Management attributed a significant part of this reduction to the unusually mild weather in the autumn, which affected clothing sales in the United Kingdom. However, this fact alone could not explain the drop in its share price.
I think what worries the market the most is that it was taken by surprise in terms of promotional activities.
During the peak trading period in December, it decided not to discount in the UK. Although sales volumes were affected, margins were maintained. However, in the United States the story was different.
Promotional activity across the pond spread throughout the market, including footwear and clothing in general. His competitors gave him discounts of up to 25% and took him completely by surprise. Its lack of presence in the market left it little choice but to participate.
Consumption slowdown
Last year, buoyant consumer spending was a major contributor to both the US and UK economies avoiding recession.
A huge amount of last year's spending was financed by debt, primarily credit cards. But added to this is an increase in the growth of buy now and pay later programs.
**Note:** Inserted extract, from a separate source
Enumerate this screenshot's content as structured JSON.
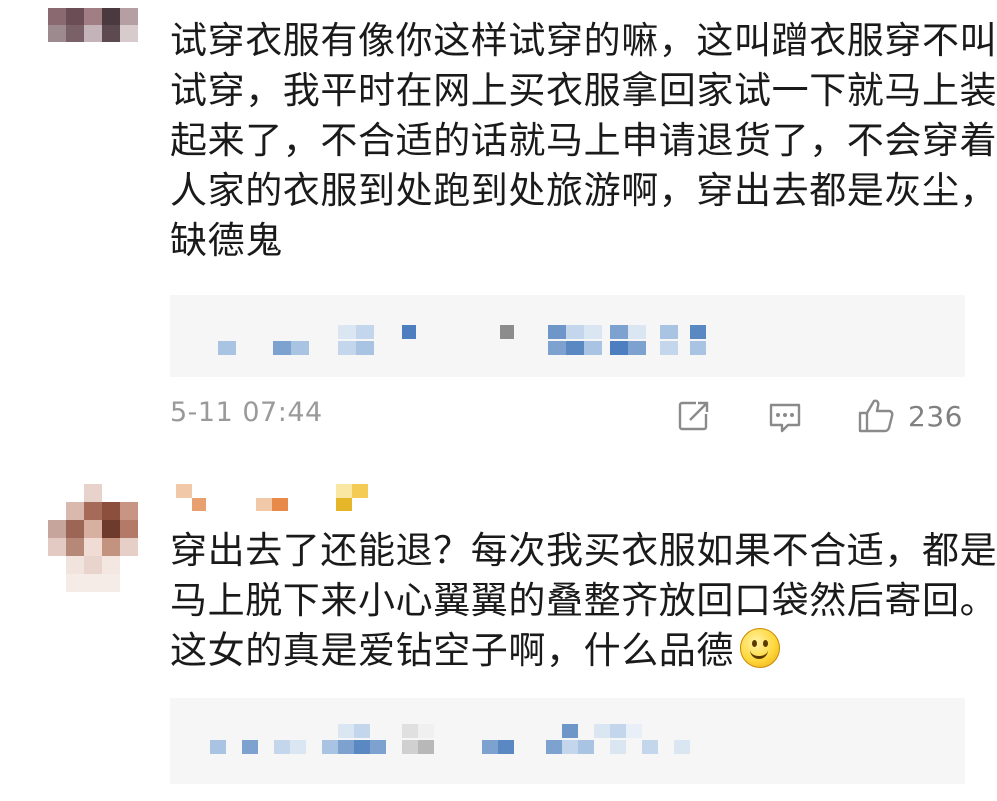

If someone fails to meet payment schedules under such plans, interest rates typically rise to around 25%. This is significantly higher than the average credit card interest rate. Debt capitalization means that a borrower can quickly accumulate enormous debts in a short space of time.
My fear is that consumers are at the limit of their debt and are unwilling or unable to take on more.
Growth trends
JD Sports is growing rapidly. It remains on track to open 200 new stores globally in FY24. Additionally, it is investing heavily in its supply chain, opening new automation distribution centers in the UK and Europe.
It has really tapped into the premium sports fashion industry. All regions are growing, but particularly Europe and Asia Pacific.
It has also become very adept at acquiring fashion stores from struggling retailers. A good example of this was the acquisition of Gap stores in France, which will open in prime fashion sales locations this year.
My main concern now is that the company could well have engaged in a huge capital spending program just as the economy is about to take a turn for the worse.
It is widely believed that inflation has peaked and interest rates are about to fall. I'm still not convinced on either front.
Regardless, I expect the stock to remain very volatile throughout 2024 and will be watching from the sidelines for now.